Joe Vellano (born October 30, 1988) is an American former professional football player who was a defensive tackle in the National Football League (NFL). He played college football for the Maryland Terrapins, and signed with the New England Patriots of the National Football League (NFL) as an undrafted free agent in 2013. He was also a member of the Indianapolis Colts, Atlanta Falcons, and Dallas Cowboys of the NFL, and the Parma Panthers of the Italian Football League.

==College career==
Vellano played at the University of Maryland, College Park, for the Terrapins from 2008–2012. He redshirted his first season in 2008. In the 2009 season, he appeared in four games and recorded one tackle. In the 2010 season, he recorded 63 total tackles, 10.5 tackles-for-loss, five sacks, two passes defended, and one forced fumble. In the 2011 season, he recorded 94 total tackles, 7.5 tackles-for-loss, 2.5 sacks, four passes defended, two forced fumbles, one fumble recovery, and one defensive touchdown. In his final collegiate season in 2012, he recorded 61 total tackles, 14 tackles-for-loss, six sacks, and one interception.

==Professional career==

Pre-draft measurables
| Height | Weight | Arm length | Hand span | 40-yard dash |
| 6 ft 1+3⁄8 in (1.86 m) | 306 lb (139 kg) | 32+1⁄4 in (0.82 m) | 8+5⁄8 in (0.22 m) | 5.35 s |
All values from NFL Combine

===New England Patriots (first stint)===
On April 30, 2013, Vellano signed with the New England Patriots as an undrafted free agent. In Week 5 against the Cincinnati Bengals, he received his first career start in place of Vince Wilfork, who was placed on injured reserve.

Vellano became a Super Bowl champion on February 1, 2015, helping the Patriots win Super Bowl XLIX over the Seattle Seahawks, 28–24.
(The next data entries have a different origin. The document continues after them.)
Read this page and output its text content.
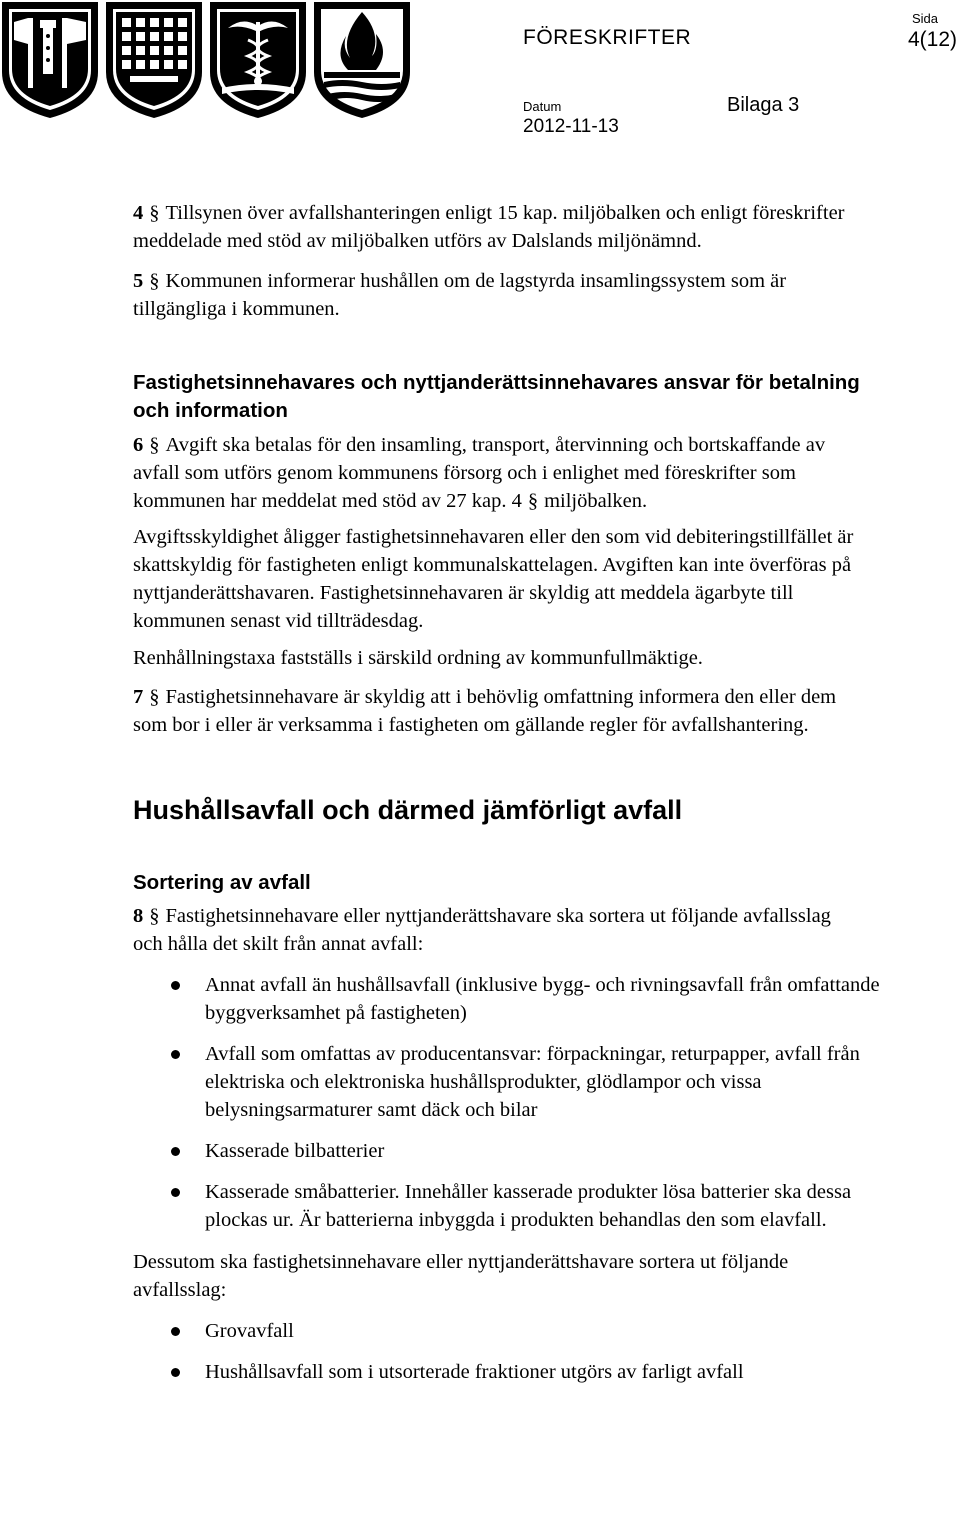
FÖRESKRIFTER
Sida
4(12)
Datum	Bilaga 3
2012-11-13

4 § Tillsynen över avfallshanteringen enligt 15 kap. miljöbalken och enligt föreskrifter meddelade med stöd av miljöbalken utförs av Dalslands miljönämnd.

5 § Kommunen informerar hushållen om de lagstyrda insamlingssystem som är tillgängliga i kommunen.

Fastighetsinnehavares och nyttjanderättsinnehavares ansvar för betalning och information

6 § Avgift ska betalas för den insamling, transport, återvinning och bortskaffande av avfall som utförs genom kommunens försorg och i enlighet med föreskrifter som kommunen har meddelat med stöd av 27 kap. 4 § miljöbalken.

Avgiftsskyldighet åligger fastighetsinnehavaren eller den som vid debiteringstillfället är skattskyldig för fastigheten enligt kommunalskattelagen. Avgiften kan inte överföras på nyttjanderättshavaren. Fastighetsinnehavaren är skyldig att meddela ägarbyte till kommunen senast vid tillträdesdag.

Renhållningstaxa fastställs i särskild ordning av kommunfullmäktige.

7 § Fastighetsinnehavare är skyldig att i behövlig omfattning informera den eller dem som bor i eller är verksamma i fastigheten om gällande regler för avfallshantering.

Hushållsavfall och därmed jämförligt avfall
Sortering av avfall

8 § Fastighetsinnehavare eller nyttjanderättshavare ska sortera ut följande avfallsslag och hålla det skilt från annat avfall:

Annat avfall än hushållsavfall (inklusive bygg- och rivningsavfall från omfattande byggverksamhet på fastigheten)
Avfall som omfattas av producentansvar: förpackningar, returpapper, avfall från elektriska och elektroniska hushållsprodukter, glödlampor och vissa belysningsarmaturer samt däck och bilar
Kasserade bilbatterier
Kasserade småbatterier. Innehåller kasserade produkter lösa batterier ska dessa plockas ur. Är batterierna inbyggda i produkten behandlas den som elavfall.

Dessutom ska fastighetsinnehavare eller nyttjanderättshavare sortera ut följande avfallsslag:

Grovavfall
Hushållsavfall som i utsorterade fraktioner utgörs av farligt avfall
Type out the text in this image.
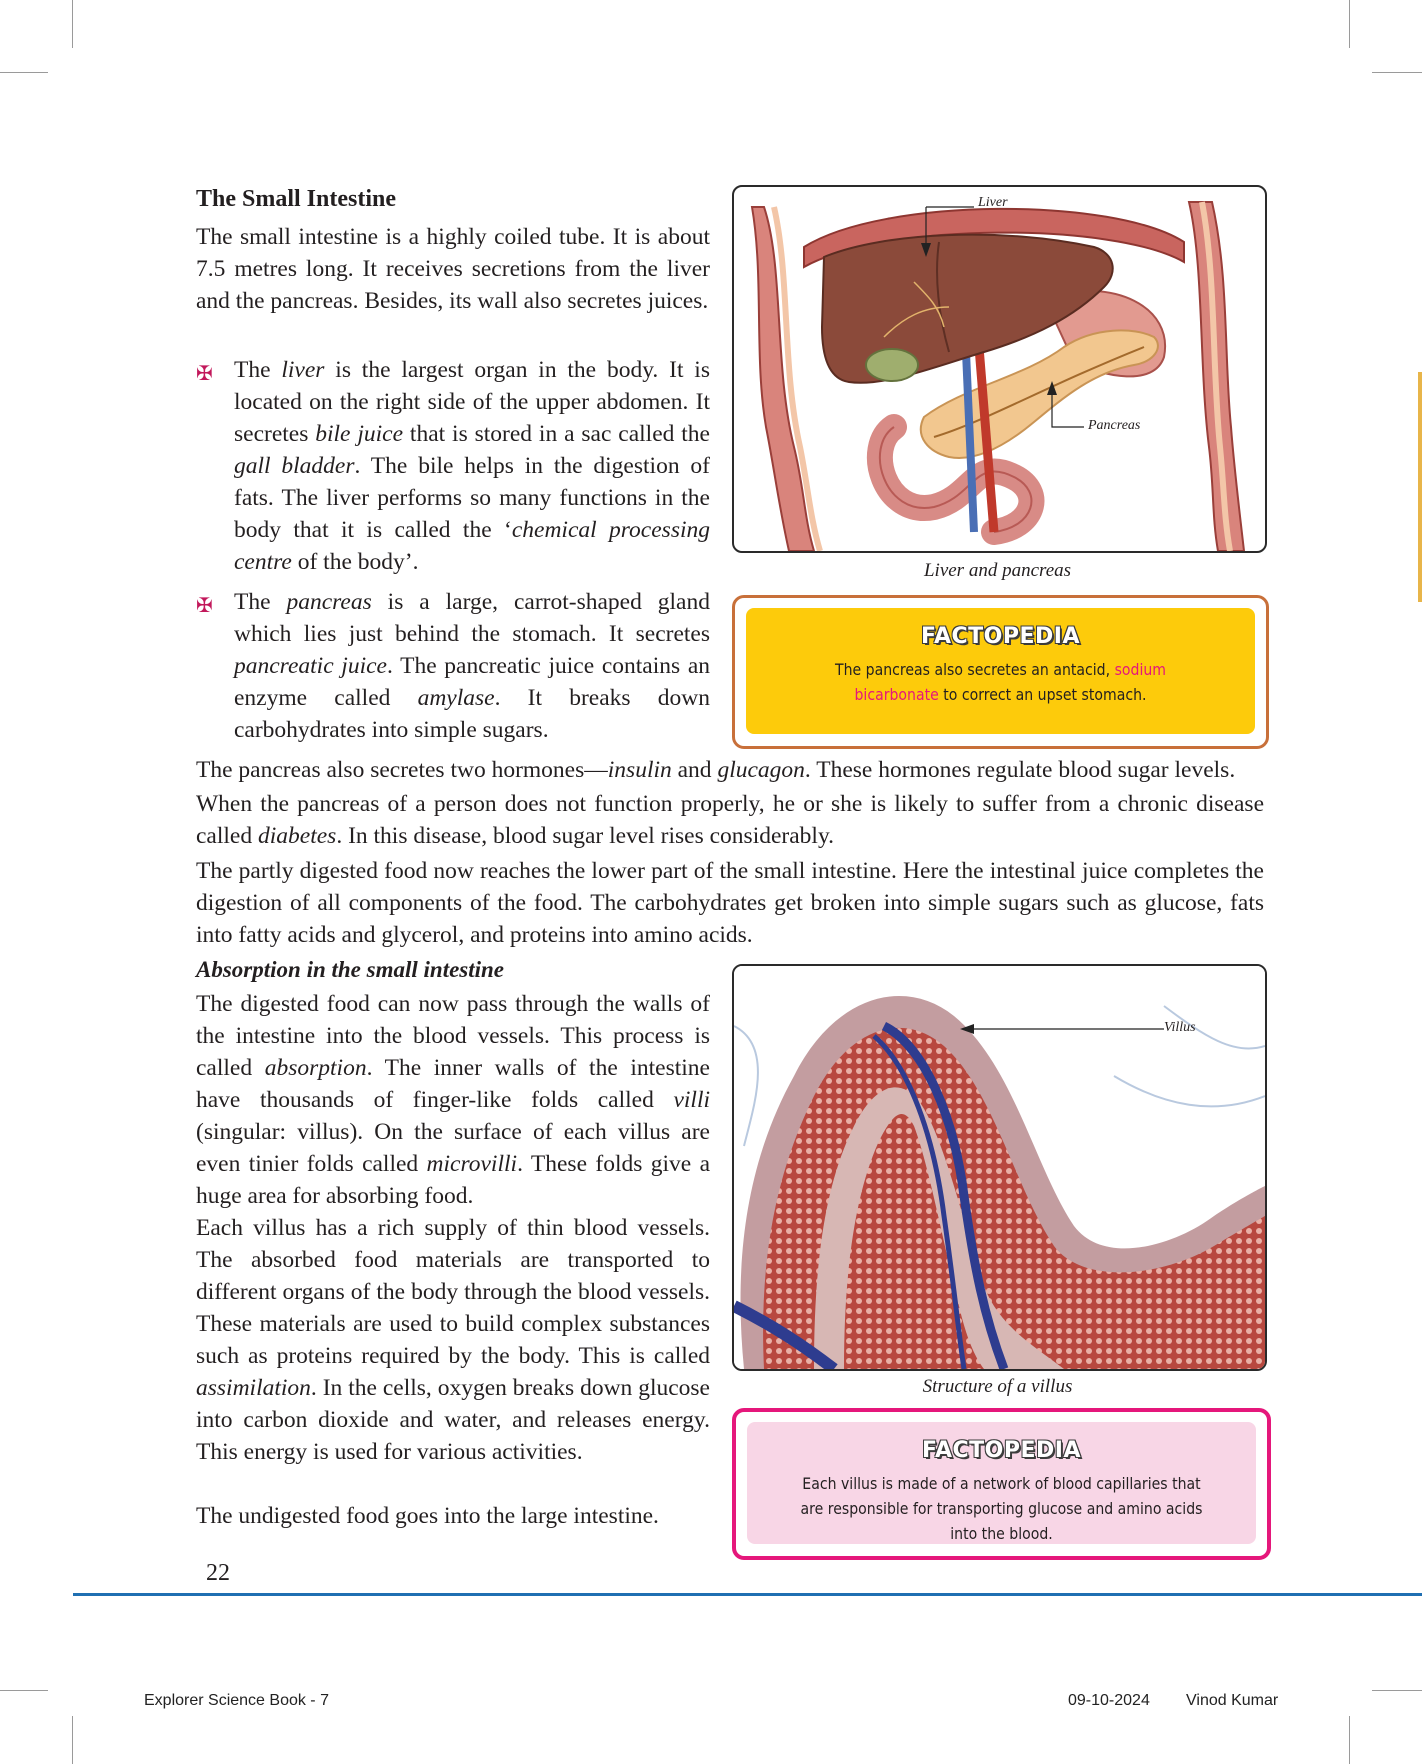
The Small Intestine
The small intestine is a highly coiled tube. It is about 7.5 metres long. It receives secretions from the liver and the pancreas. Besides, its wall also secretes juices.
✠ The liver is the largest organ in the body. It is located on the right side of the upper abdomen. It secretes bile juice that is stored in a sac called the gall bladder. The bile helps in the digestion of fats. The liver performs so many functions in the body that it is called the ‘chemical processing centre of the body’.
✠ The pancreas is a large, carrot-shaped gland which lies just behind the stomach. It secretes pancreatic juice. The pancreatic juice contains an enzyme called amylase. It breaks down carbohydrates into simple sugars.
The pancreas also secretes two hormones—insulin and glucagon. These hormones regulate blood sugar levels.
When the pancreas of a person does not function properly, he or she is likely to suffer from a chronic disease called diabetes. In this disease, blood sugar level rises considerably.
The partly digested food now reaches the lower part of the small intestine. Here the intestinal juice completes the digestion of all components of the food. The carbohydrates get broken into simple sugars such as glucose, fats into fatty acids and glycerol, and proteins into amino acids.
Absorption in the small intestine
The digested food can now pass through the walls of the intestine into the blood vessels. This process is called absorption. The inner walls of the intestine have thousands of finger-like folds called villi (singular: villus). On the surface of each villus are even tinier folds called microvilli. These folds give a huge area for absorbing food.
Each villus has a rich supply of thin blood vessels. The absorbed food materials are transported to different organs of the body through the blood vessels. These materials are used to build complex substances such as proteins required by the body. This is called assimilation. In the cells, oxygen breaks down glucose into carbon dioxide and water, and releases energy. This energy is used for various activities.
The undigested food goes into the large intestine.
Liver
Pancreas
Liver and pancreas
FACTOPEDIA
The pancreas also secretes an antacid, sodium bicarbonate to correct an upset stomach.
Villus
Structure of a villus
FACTOPEDIA
Each villus is made of a network of blood capillaries that are responsible for transporting glucose and amino acids into the blood.
22
Explorer Science Book - 7	09-10-2024 Vinod Kumar
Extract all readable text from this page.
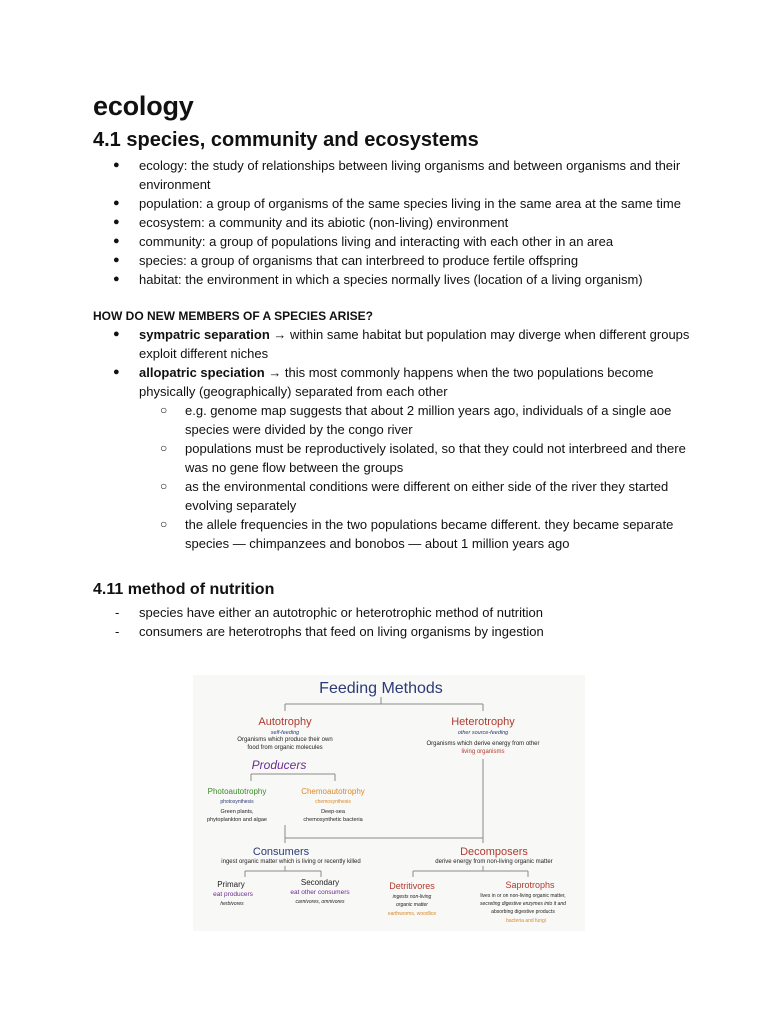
ecology
4.1 species, community and ecosystems
● ecology: the study of relationships between living organisms and between organisms and their environment
● population: a group of organisms of the same species living in the same area at the same time
● ecosystem: a community and its abiotic (non-living) environment
● community: a group of populations living and interacting with each other in an area
● species: a group of organisms that can interbreed to produce fertile offspring
● habitat: the environment in which a species normally lives (location of a living organism)
HOW DO NEW MEMBERS OF A SPECIES ARISE?
● sympatric separation → within same habitat but population may diverge when different groups exploit different niches
● allopatric speciation → this most commonly happens when the two populations become physically (geographically) separated from each other
○ e.g. genome map suggests that about 2 million years ago, individuals of a single aoe species were divided by the congo river
○ populations must be reproductively isolated, so that they could not interbreed and there was no gene flow between the groups
○ as the environmental conditions were different on either side of the river they started evolving separately
○ the allele frequencies in the two populations became different. they became separate species — chimpanzees and bonobos — about 1 million years ago
4.11 method of nutrition
- species have either an autotrophic or heterotrophic method of nutrition
- consumers are heterotrophs that feed on living organisms by ingestion
Feeding Methods
Autotrophy
self-feeding
Organisms which produce their own
food from organic molecules
Heterotrophy
other source-feeding
Organisms which derive energy from other
living organisms
Producers
Photoautotrophy
photosynthesis
Green plants,
phytoplankton and algae
Chemoautotrophy
chemosynthesis
Deep-sea
chemosynthetic bacteria
Consumers
ingest organic matter which is living or recently killed
Decomposers
derive energy from non-living organic matter
Primary
eat producers
herbivores
Secondary
eat other consumers
carnivores, omnivores
Detritivores
ingests non-living
organic matter
earthworms, woodlice
Saprotrophs
lives in or on non-living organic matter,
secreting digestive enzymes into it and
absorbing digestive products
bacteria and fungi
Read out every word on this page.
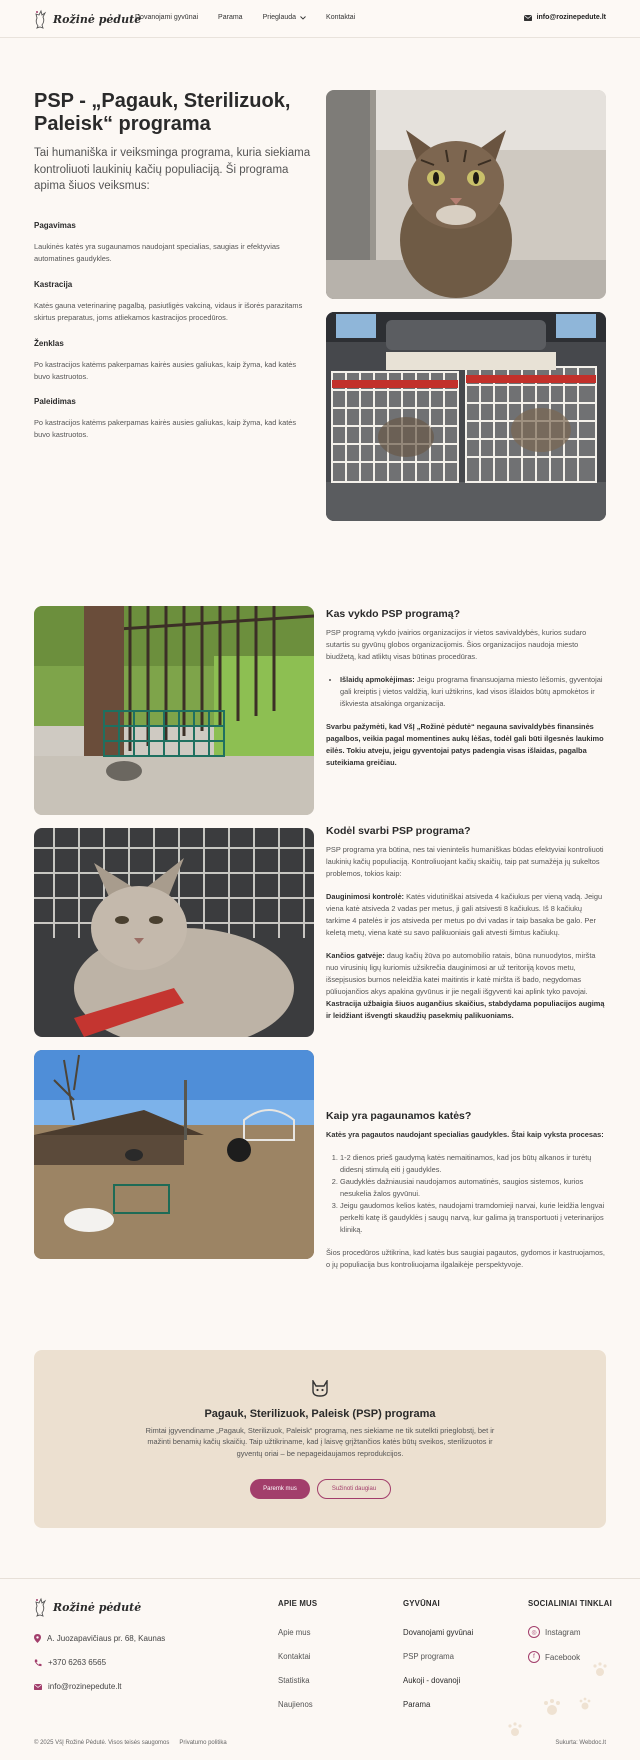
Rožinė pėdutė
Dovanojami gyvūnai	Parama	Prieglauda	Kontaktai	info@rozinepedute.lt
PSP - „Pagauk, Sterilizuok, Paleisk“ programa

Tai humaniška ir veiksminga programa, kuria siekiama kontroliuoti laukinių kačių populiaciją. Ši programa apima šiuos veiksmus:

Pagavimas

Laukinės katės yra sugaunamos naudojant specialias, saugias ir efektyvias automatines gaudykles.

Kastracija

Katės gauna veterinarinę pagalbą, pasiutligės vakciną, vidaus ir išorės parazitams skirtus preparatus, joms atliekamos kastracijos procedūros.

Ženklas

Po kastracijos katėms pakerpamas kairės ausies galiukas, kaip žyma, kad katės buvo kastruotos.

Paleidimas

Po kastracijos katėms pakerpamas kairės ausies galiukas, kaip žyma, kad katės buvo kastruotos.

Kas vykdo PSP programą?

PSP programą vykdo įvairios organizacijos ir vietos savivaldybės, kurios sudaro sutartis su gyvūnų globos organizacijomis. Šios organizacijos naudoja miesto biudžetą, kad atliktų visas būtinas procedūras.

• Išlaidų apmokėjimas: Jeigu programa finansuojama miesto lėšomis, gyventojai gali kreiptis į vietos valdžią, kuri užtikrins, kad visos išlaidos būtų apmokėtos ir iškviesta atsakinga organizacija.

Svarbu pažymėti, kad VšĮ „Rožinė pėdutė“ negauna savivaldybės finansinės pagalbos, veikia pagal momentines aukų lėšas, todėl gali būti ilgesnės laukimo eilės. Tokiu atveju, jeigu gyventojai patys padengia visas išlaidas, pagalba suteikiama greičiau.

Kodėl svarbi PSP programa?

PSP programa yra būtina, nes tai vienintelis humaniškas būdas efektyviai kontroliuoti laukinių kačių populiaciją. Kontroliuojant kačių skaičių, taip pat sumažėja jų sukeltos problemos, tokios kaip:

Dauginimosi kontrolė: Katės vidutiniškai atsiveda 4 kačiukus per vieną vadą. Jeigu viena katė atsiveda 2 vadas per metus, ji gali atsivesti 8 kačiukus. Iš 8 kačiukų tarkime 4 patelės ir jos atsiveda per metus po dvi vadas ir taip basaka be galo. Per keletą metų, viena katė su savo palikuoniais gali atvesti šimtus kačiukų.

Kančios gatvėje: daug kačių žūva po automobilio ratais, būna nunuodytos, miršta nuo virusinių ligų kuriomis užsikrečia dauginimosi ar už teritoriją kovos metu, išsepįsusios burnos neleidžia katei maitintis ir katė miršta iš bado, negydomas pūliuojančios akys apakina gyvūnus ir jie negali išgyventi kai aplink tyko pavojai.

Kastracija užbaigia šiuos augančius skaičius, stabdydama populiacijos augimą ir leidžiant išvengti skaudžių pasekmių palikuoniams.

Kaip yra pagaunamos katės?

Katės yra pagautos naudojant specialias gaudykles. Štai kaip vyksta procesas:

1. 1-2 dienos prieš gaudymą katės nemaitinamos, kad jos būtų alkanos ir turėtų didesnį stimulą eiti į gaudykles.
2. Gaudyklės dažniausiai naudojamos automatinės, saugios sistemos, kurios nesukelia žalos gyvūnui.
3. Jeigu gaudomos kelios katės, naudojami tramdomieji narvai, kurie leidžia lengvai perkelti katę iš gaudyklės į saugų narvą, kur galima ją transportuoti į veterinarijos kliniką.

Šios procedūros užtikrina, kad katės bus saugiai pagautos, gydomos ir kastruojamos, o jų populiacija bus kontroliuojama ilgalaikėje perspektyvoje.

Pagauk, Sterilizuok, Paleisk (PSP) programa
Rimtai įgyvendiname „Pagauk, Sterilizuok, Paleisk“ programą, nes siekiame ne tik sutelkti prieglobstį, bet ir mažinti benamių kačių skaičių. Taip užtikriname, kad į laisvę grįžtančios katės būtų sveikos, sterilizuotos ir gyventų oriai – be nepageidaujamos reprodukcijos.
Paremk mus	Sužinoti daugiau
Rožinė pėdutė
A. Juozapavičiaus pr. 68, Kaunas
+370 6263 6565
info@rozinepedute.lt
APIE MUS
Apie mus
Kontaktai
Statistika
Naujienos
GYVŪNAI
Dovanojami gyvūnai
PSP programa
Aukoji - dovanoji
Parama
SOCIALINIAI TINKLAI
◎	Instagram
f	Facebook
© 2025 VšĮ Rožinė Pėdutė. Visos teisės saugomos Privatumo politika	Sukurta: Webdoc.lt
On August 31, 2015, the Patriots released Vellano. He was re-signed to the practice squad on September 26, and released again on September 30.

===Indianapolis Colts===
On December 22, 2015, Vellano signed to the practice squad of the Indianapolis Colts.

===New England Patriots (second stint)===
On January 26, 2016, the Patriots signed Vellano to a futures contract. On September 3, 2016, he was released by the Patriots as part of final roster cuts.

===Atlanta Falcons===
On September 6, 2016, Vellano was signed to the Falcons' practice squad due to Adrian Clayborn being put on Injured Reserve. He was promoted to the active roster on January 17, 2017. The Falcons ultimately made Super Bowl LI, but lost to Vellano's former team, the New England Patriots. In the game, Vellano had one total tackle.

On September 2, 2017, Vellano was waived by the Falcons and signed to the practice squad the next day. He was promoted to the active roster on September 21, 2017. He was waived on October 24, 2017.

===Dallas Cowboys===
On November 8, 2017, Vellano was signed to the Dallas Cowboys' practice squad. He signed a reserve/future contract with the Cowboys on January 1, 2018. He was waived on March 7, 2018.

===Parma Panthers===
In 2019, Vallano signed and played with the Parma Panthers in the Italian Football League. The Panthers lost in the league playoffs in 2019 and 2020.

==Personal life==
Vellano was born and raised in Rexford, New York. He graduated from Christian Brothers Academy in 2007.